On Wednesday we were back in Amritsar where over 2,000 people attended a “World Peace Convention” hosted by the diocese. Representatives from Christian, Hindu, Sikh, Ahmadi Muslim and Tibetan Buddhist communities shared their own faiths’ understanding of peace and its importance and urged all to act to achieve this, not just to say fine words. This message was underlined by the Governor of Punjab Shri Shivraj Patil who was Chief Guest at the event.
Interfaith World Peace Convention
On Thursday the finale began with a 30 minute procession through the streets of Amritsar from St Paul’s Church to Alexandra School led by a traditional music group from Himachal with horns and drums. After the Thanksgiving Service guests planted saplings in the Diamond Jubilee Garden and then witnessed the inauguration of the Ditt Memorial Hall, named for the Choora from Sialkot who was the first Christian convert in Punjab in the 19th century. Chooras were so marginalised that they were not allowed to have family or surnames.

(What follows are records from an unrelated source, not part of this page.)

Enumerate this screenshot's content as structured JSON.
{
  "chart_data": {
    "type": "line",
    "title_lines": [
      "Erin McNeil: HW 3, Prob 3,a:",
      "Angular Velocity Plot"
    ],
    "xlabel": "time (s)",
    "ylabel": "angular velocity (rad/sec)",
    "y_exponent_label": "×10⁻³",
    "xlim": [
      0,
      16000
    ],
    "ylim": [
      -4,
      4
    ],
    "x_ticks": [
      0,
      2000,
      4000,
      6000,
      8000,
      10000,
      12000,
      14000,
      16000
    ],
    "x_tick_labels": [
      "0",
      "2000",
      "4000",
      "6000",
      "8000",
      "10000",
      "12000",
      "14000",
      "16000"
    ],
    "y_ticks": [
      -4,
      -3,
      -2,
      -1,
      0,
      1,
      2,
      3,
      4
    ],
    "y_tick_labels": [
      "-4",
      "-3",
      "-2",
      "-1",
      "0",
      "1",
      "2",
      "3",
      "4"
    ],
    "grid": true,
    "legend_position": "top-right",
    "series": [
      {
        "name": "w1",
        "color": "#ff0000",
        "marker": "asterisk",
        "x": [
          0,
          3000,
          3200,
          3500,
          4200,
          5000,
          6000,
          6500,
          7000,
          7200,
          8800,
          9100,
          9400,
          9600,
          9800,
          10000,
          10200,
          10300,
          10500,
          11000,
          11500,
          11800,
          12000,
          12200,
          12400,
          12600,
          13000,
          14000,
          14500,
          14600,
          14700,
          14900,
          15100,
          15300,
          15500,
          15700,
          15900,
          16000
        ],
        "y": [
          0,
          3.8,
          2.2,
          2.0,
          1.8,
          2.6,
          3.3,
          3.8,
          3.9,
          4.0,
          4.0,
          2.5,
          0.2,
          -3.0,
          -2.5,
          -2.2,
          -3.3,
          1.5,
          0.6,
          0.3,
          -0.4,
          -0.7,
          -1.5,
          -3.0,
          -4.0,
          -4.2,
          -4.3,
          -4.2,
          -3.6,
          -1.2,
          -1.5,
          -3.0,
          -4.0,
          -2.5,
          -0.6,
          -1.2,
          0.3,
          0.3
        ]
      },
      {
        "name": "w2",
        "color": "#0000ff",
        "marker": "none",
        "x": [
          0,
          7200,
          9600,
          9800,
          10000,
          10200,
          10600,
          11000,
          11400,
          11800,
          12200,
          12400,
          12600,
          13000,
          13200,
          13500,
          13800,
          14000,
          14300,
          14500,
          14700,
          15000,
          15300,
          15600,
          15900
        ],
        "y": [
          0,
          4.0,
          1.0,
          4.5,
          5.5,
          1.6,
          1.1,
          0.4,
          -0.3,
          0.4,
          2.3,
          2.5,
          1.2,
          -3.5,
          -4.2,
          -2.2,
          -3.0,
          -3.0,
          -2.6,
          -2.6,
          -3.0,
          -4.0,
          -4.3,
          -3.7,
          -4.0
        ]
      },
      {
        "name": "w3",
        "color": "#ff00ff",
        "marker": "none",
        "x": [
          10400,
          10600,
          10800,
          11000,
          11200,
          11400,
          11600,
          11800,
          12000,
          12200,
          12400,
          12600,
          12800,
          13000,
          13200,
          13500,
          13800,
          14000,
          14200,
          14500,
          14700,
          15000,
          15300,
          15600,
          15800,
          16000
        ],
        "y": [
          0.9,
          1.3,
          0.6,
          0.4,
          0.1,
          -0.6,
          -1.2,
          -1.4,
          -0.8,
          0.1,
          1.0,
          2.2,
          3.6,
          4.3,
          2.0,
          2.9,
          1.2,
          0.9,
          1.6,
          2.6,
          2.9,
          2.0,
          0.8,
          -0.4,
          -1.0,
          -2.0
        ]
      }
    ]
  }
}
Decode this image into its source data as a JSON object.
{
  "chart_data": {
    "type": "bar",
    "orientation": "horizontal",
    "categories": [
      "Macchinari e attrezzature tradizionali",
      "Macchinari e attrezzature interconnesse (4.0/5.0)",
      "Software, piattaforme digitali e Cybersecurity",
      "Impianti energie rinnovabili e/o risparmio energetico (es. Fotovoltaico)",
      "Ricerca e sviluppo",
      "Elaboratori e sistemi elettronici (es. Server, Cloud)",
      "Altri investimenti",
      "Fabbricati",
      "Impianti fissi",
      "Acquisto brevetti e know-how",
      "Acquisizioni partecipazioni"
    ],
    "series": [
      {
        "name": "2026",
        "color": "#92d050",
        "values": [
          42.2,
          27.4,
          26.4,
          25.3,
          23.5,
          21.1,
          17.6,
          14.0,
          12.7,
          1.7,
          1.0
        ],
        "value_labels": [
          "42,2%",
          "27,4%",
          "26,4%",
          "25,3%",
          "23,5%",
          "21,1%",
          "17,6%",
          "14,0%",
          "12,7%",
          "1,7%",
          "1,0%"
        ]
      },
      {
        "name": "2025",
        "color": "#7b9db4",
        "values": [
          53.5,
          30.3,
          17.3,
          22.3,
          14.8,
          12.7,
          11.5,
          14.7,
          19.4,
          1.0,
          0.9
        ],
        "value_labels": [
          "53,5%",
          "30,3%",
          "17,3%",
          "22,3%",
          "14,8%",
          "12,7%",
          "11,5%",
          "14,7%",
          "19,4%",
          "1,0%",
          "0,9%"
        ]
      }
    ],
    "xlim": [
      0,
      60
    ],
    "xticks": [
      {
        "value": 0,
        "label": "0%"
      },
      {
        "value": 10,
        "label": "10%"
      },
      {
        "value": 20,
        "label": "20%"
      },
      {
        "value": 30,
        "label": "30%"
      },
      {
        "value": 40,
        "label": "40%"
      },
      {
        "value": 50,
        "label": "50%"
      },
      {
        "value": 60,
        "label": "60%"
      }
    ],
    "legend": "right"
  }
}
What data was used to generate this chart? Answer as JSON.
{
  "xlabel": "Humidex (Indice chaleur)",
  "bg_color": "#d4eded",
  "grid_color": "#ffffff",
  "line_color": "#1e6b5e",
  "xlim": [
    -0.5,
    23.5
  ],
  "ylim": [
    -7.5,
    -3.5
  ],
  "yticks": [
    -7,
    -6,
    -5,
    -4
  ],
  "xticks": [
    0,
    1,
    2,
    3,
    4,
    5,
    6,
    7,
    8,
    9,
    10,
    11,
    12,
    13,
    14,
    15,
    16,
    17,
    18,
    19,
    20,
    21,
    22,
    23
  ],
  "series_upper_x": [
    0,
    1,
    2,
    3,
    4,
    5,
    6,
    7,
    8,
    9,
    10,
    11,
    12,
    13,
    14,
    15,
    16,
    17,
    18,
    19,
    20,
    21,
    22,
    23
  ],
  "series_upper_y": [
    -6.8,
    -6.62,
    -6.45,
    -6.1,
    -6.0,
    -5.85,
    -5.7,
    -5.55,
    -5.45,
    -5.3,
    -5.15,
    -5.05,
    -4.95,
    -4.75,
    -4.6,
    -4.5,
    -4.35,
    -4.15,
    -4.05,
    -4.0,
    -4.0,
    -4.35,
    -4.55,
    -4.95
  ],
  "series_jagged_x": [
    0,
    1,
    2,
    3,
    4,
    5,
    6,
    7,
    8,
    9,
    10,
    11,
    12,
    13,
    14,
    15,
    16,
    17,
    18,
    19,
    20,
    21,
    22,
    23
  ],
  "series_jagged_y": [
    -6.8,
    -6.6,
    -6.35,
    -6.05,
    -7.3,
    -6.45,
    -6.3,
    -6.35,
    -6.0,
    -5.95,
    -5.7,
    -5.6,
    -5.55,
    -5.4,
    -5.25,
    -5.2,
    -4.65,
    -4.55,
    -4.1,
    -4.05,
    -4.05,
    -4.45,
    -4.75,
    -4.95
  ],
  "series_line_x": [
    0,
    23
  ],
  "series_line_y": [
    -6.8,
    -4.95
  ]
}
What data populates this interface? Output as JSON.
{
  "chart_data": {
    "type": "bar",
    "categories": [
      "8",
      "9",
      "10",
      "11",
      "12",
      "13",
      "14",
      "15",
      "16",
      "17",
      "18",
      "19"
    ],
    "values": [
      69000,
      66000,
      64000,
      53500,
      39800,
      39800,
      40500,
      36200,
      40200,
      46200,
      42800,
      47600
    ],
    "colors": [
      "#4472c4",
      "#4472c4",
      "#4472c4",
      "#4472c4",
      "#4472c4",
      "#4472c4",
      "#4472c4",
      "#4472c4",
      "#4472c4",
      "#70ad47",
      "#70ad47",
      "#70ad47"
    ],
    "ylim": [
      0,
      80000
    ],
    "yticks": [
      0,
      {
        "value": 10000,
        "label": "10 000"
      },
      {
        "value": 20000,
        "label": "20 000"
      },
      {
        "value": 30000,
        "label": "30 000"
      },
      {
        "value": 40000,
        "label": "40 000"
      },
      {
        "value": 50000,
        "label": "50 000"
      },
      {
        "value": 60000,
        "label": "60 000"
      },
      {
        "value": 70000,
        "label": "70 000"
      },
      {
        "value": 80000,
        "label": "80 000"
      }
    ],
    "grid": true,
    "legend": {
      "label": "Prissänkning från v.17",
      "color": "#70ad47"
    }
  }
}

It speaks of the beauty of the Gospel that a man who could have only one name now has a memorial hall named after him, a hall that will be used by the Diocese of Amritsar for meetings, training and ministerial formation.
Processing through the bazaar in Khem Karan
After a community lunch we enjoyed an exuberant qawwali competition and a scintillating cultural programme that featured energetic Bhangra dancing from Punjab, folk dancing from Himachal and classical dance from Orissa.